Asked for comment on these findings, Philip B Gorelick, MD, MPH, medical director of the Hauenstein Neuroscience Institute, St. Mary's Hospital, Grand Rapids, Michigan, pointed out that those who have a stroke or TIA while receiving antithrombotic medications have been deemed by some as "antithrombotic failures," and are thought to be at higher risk for subsequent stroke or other vascular events.

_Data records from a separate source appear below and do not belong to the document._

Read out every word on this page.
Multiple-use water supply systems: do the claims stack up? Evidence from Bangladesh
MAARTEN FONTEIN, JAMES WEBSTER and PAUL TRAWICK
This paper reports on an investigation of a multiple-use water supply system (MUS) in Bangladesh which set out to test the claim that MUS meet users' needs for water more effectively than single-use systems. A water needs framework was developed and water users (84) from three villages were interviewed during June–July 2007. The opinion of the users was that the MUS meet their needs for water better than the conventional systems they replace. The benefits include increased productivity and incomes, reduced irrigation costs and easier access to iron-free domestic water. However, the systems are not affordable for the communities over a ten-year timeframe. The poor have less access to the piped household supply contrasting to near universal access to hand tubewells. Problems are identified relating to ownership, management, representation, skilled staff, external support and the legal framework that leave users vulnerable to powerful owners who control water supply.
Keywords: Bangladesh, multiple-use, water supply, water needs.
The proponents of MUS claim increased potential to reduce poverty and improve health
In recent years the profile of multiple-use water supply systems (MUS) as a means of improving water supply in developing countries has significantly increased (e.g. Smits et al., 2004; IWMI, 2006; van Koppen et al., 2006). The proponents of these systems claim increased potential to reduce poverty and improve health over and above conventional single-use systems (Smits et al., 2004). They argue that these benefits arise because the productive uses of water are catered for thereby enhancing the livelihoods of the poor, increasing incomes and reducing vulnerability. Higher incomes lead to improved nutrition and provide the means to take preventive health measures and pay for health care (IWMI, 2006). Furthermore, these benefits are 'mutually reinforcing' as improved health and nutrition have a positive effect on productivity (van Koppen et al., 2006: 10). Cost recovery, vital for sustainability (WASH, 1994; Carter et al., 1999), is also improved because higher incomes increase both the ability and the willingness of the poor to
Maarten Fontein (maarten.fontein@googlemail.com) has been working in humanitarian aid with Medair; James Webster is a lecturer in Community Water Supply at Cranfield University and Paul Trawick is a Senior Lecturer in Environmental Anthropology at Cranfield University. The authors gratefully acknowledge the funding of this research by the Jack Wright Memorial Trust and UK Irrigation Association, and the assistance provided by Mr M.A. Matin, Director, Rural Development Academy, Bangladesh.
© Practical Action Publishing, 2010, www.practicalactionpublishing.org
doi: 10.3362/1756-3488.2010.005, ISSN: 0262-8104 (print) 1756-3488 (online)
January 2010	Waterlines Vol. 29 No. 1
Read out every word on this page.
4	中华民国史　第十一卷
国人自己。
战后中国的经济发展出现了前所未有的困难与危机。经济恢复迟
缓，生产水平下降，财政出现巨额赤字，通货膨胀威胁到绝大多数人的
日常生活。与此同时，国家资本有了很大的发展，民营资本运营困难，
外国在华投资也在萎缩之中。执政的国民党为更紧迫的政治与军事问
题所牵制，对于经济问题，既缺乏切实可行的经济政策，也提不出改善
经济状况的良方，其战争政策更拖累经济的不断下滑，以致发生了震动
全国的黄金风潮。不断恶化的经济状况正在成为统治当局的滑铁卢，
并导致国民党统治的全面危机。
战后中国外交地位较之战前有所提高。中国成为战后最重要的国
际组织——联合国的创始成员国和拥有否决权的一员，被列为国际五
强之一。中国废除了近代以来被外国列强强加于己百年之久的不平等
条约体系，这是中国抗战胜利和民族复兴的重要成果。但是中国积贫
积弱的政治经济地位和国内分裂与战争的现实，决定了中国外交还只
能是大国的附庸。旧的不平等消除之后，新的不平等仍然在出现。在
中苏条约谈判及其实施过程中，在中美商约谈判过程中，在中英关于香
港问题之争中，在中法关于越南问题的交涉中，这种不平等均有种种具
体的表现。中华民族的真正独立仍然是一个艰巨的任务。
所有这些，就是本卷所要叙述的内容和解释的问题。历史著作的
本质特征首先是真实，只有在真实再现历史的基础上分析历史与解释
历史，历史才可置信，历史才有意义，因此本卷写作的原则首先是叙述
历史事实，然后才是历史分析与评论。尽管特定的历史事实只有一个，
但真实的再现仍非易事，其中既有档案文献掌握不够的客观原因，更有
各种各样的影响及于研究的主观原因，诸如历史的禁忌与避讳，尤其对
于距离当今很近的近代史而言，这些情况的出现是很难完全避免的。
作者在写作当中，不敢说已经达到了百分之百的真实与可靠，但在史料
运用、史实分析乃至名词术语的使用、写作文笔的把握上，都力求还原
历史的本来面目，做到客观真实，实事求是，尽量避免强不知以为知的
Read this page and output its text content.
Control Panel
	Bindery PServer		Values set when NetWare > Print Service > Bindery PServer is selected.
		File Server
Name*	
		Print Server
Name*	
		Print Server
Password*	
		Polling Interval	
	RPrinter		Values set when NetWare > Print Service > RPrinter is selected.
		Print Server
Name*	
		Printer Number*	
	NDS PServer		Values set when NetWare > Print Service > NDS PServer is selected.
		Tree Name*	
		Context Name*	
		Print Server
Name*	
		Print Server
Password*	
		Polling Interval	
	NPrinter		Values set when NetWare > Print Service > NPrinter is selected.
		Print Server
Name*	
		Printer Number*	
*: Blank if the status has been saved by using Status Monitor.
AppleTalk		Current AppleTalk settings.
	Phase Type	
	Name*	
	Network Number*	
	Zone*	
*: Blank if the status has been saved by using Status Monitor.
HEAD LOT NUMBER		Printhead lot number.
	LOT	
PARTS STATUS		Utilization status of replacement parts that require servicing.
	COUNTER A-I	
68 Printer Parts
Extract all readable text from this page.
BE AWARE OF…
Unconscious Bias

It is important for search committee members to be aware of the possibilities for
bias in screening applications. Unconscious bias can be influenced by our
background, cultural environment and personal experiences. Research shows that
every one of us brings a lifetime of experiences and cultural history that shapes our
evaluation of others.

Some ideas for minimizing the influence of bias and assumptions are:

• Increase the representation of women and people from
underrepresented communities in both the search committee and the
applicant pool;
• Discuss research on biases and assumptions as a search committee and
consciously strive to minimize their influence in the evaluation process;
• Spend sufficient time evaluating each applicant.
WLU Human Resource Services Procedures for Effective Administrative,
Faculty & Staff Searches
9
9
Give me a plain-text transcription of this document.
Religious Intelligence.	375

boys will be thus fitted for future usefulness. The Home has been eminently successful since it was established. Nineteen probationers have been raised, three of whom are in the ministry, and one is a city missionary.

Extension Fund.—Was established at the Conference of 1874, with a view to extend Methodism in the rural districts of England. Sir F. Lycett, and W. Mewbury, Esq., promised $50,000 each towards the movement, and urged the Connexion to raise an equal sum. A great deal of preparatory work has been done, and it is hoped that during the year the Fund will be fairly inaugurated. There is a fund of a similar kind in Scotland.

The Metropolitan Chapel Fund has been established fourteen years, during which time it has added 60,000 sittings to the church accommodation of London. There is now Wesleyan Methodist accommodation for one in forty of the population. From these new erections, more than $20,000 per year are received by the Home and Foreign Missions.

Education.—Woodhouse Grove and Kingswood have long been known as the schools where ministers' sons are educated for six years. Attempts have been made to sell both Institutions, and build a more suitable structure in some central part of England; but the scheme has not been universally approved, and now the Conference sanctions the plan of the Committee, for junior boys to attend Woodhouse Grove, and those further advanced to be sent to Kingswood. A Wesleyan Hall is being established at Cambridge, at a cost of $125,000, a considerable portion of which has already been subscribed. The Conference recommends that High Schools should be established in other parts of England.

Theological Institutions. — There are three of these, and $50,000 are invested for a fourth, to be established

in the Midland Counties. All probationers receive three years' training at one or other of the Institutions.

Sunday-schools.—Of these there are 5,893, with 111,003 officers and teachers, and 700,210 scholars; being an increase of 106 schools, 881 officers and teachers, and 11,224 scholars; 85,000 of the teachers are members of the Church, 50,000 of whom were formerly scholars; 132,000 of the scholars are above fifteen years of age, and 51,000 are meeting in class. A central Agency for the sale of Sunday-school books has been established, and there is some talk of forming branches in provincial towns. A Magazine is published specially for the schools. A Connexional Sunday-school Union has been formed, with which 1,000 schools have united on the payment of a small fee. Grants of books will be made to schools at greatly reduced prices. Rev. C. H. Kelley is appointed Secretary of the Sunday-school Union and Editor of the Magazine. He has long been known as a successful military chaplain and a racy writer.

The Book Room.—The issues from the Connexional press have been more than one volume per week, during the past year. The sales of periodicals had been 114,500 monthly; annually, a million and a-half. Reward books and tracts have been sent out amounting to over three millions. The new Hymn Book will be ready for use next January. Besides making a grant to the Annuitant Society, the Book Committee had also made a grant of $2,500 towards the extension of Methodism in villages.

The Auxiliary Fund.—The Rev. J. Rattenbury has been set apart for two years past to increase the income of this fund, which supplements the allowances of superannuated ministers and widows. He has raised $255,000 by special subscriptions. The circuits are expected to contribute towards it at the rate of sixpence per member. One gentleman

Two main clinical points arise from this exploratory analysis by Dr. Lutsep and colleagues, Dr. Gorelick told Medscape Medical News. "(1) The benefit of aggressive medical management is similar in patients who were or were not treated with antithrombotic therapy prior to entering into SAMMPRIS, and (2) study patients in this trial of high-grade intracranial stenosis had more benefit from aggressive medical management than with angioplasty and stenting with the Wingspan stent system, although they had 'failed' antithrombotic therapy," he said.

When dealing with the so-called "antiplatelet or antithrombotic therapy failure" patient, clinicians should ask the following question: "Have I adequately controlled stroke and cardiovascular risk factors?"

The findings need to be further validated, but support the practice concept of aggressive medical risk management as a key factor in the prevention of subsequent stroke in patients with high-grade intracranial occlusive disease, Dr. Gorelick concludes.

"When dealing with the so-called 'antiplatelet or antithrombotic therapy failure' patient, clinicians should ask the following question: 'Have I adequately controlled stroke and cardiovascular risk factors?' " he said. "Aggressive and successful control of such factors can be a potent means to prevent stroke recurrence, as observed in the SAMMPRIS trial."

The SAMMPRIS trial was supported by the National Institute of Neurological Disorders and Stroke. AstraZeneca donated rosuvastatin (Crestor) to study patients. Stryker Neurovascular provided study devices and supplemental funding for third-party distribution of devices. Nationwide Better Health-INTERVENT provided the lifestyle modification program at a discounted rate. Dr. Lutsep and Dr. Gorelick have disclosed no relevant financial relationships.

International Stroke Conference (ISC) 2012: Abstract LB5. Presented February 2, 2012.